As a week of winter storms stoked swells overhead Thursday, Isla Vista surfers braved the cold, chop and runoff hazard for a chance to catch some of the area’s biggest waves of the year.
The Scripps Institution of Oceanography in San Diego published swell models showing 20-foot surf at Point Conception and at several points off the Southern California Coast throughout the day, and 9- to 12-foot swells in Ventura and Santa Barbara. The National Weather Service expected the storm to last until Friday evening. Its forecast called for an 80 percent chance of precipitation Friday morning in Santa Barbara, which should taper off during the day.
Although a strong current in the Devereux point break at Coal Oil Point made paddling difficult, a handful of surfers patrolled the waters yesterday.
“It was fun. It was pretty choppy, but pretty big,” said junior geography major Jared Kearns. “It was overhead. The current’s pretty strong; you get caught inside a bunch.”
The bigger waves are a contrast to the usual pattern in Santa Barbara, which typically receives smaller surf from its geographical position behind the Channel Islands.
Most waves are formed by wind, far off the coast. “When you have a storm, any disturbances on the surface of the ocean are going to extract energy from the wind and cause the waves to grow,” said mechanical and environmental engineering Professor Stephen McLean, who works in the Ocean Engineering Lab.
Once waves are formed by a storm, they propagate and move off in all directions. The waves with the greatest energy move in the direction the wind was blowing. As the waves near the shore, the bottom starts to shorten and slow them down, forcing more energy into a smaller wave. The energy, McLean said, increases the height of the waves.
In the summer, most of the swells come from the south and Antarctica. “In our summertime, it’s not unusual for big storms around Antarctica to kick up some large swell,” McLean said.
Most of this swell never makes it to the Santa Barbara Coast because the Channel Islands lie directly between the source of the waves and the coast.
Winter waves, which come from the Gulf of Alaska, are not as blocked by the islands, but are small, nonetheless, because the waves are refracted off the islands. Each direction change decreases their energy.
The storms that passed through Santa Barbara this week drove up swells from the southeast, making the waves unpredictable and turning the ocean into a froth. For better surfing conditions in Santa Barbara, a northern winter storm would need to extend far to the south, like the El Ni-o storms that raised heavy surf in 1998.
“When we had El Ni-o, the storm was pushed far further south. The result was we got a lot more weather, a lot more wave action,” said mechanical engineering graduate student Tim Maddux, who frequently surfs at Rincon Point near Carpinteria. At the height of El Ni-o in January of 1998, Rincon received unprecedented 20-foot waves. “The downside is you get all the wind and rain and runoff associated with that. It’s kind of a double bind.”

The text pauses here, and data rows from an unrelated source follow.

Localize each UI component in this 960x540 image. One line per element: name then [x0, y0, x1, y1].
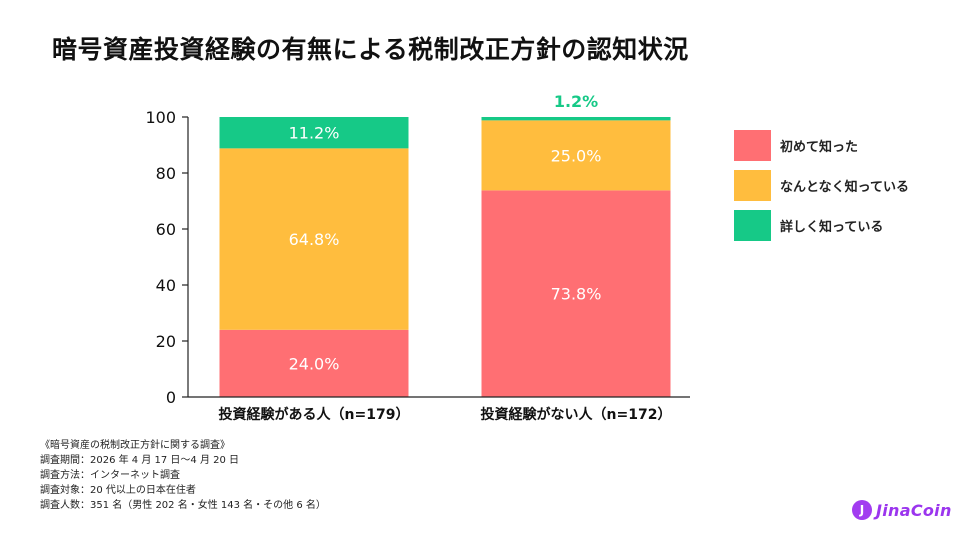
bar-segment-0-2: [219, 117, 409, 149]
notes-method: 調査方法：インターネット調査: [40, 470, 180, 481]
survey-notes: 《暗号資産の税制改正方針に関する調査》 調査期間：2026 年 4 月 17 日…: [40, 438, 326, 513]
legend-label-somewhat: なんとなく知っている: [780, 179, 909, 195]
bar-segment-0-0: [219, 329, 409, 397]
legend-item-first-time: 初めて知った: [734, 129, 909, 161]
bar-label-0-2: 11.2%: [289, 124, 340, 143]
legend-swatch-somewhat: [734, 169, 771, 201]
category-label-1: 投資経験がない人（n=172）: [481, 406, 672, 423]
notes-period: 調査期間：2026 年 4 月 17 日〜4 月 20 日: [40, 455, 240, 466]
y-tick-label-0: 0: [166, 388, 176, 407]
notes-heading: 《暗号資産の税制改正方針に関する調査》: [40, 440, 230, 451]
bar-label-1-0: 73.8%: [551, 285, 602, 304]
bar-segment-0-1: [219, 148, 409, 330]
logo-text: JinaCoin: [876, 500, 952, 520]
legend-swatch-detailed: [734, 209, 771, 241]
notes-target: 調査対象：20 代以上の日本在住者: [40, 485, 196, 496]
jinacoin-logo: J JinaCoin: [852, 500, 952, 520]
y-tick-label-5: 100: [145, 108, 176, 127]
bar-segment-1-0: [481, 190, 671, 397]
legend: 初めて知った なんとなく知っている 詳しく知っている: [734, 129, 909, 249]
legend-swatch-first-time: [734, 129, 771, 161]
category-label-0: 投資経験がある人（n=179）: [219, 406, 410, 423]
y-tick-label-1: 20: [156, 332, 176, 351]
notes-respondents: 調査人数：351 名（男性 202 名・女性 143 名・その他 6 名）: [40, 500, 326, 511]
y-tick-label-2: 40: [156, 276, 176, 295]
bar-label-1-2: 1.2%: [554, 92, 598, 111]
legend-item-somewhat: なんとなく知っている: [734, 169, 909, 201]
logo-mark-icon: J: [852, 500, 872, 520]
y-tick-label-3: 60: [156, 220, 176, 239]
legend-label-first-time: 初めて知った: [780, 139, 859, 155]
legend-item-detailed: 詳しく知っている: [734, 209, 909, 241]
y-tick-label-4: 80: [156, 164, 176, 183]
bar-label-1-1: 25.0%: [551, 146, 602, 165]
bar-label-0-1: 64.8%: [289, 230, 340, 249]
bar-label-0-0: 24.0%: [289, 354, 340, 373]
bar-segment-1-1: [481, 120, 671, 191]
bar-segment-1-2: [481, 117, 671, 121]
chart-title: 暗号資産投資経験の有無による税制改正方針の認知状況: [52, 35, 689, 64]
legend-label-detailed: 詳しく知っている: [780, 219, 884, 235]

Maddux cautioned against the dangers of storm surfing, including the currents that trapped two UCSB students earlier in the week near Campus Point. A strong current at Coal Oil Point and the Devereux surf break rapidly pushes surfers down the beach toward Campus Point.
“People need to be careful. When it gets big at Devereux, you just get washed down to I.V.,” Maddux said. “What you need to do is not only know how to get into the water, but where you need to make an exit.”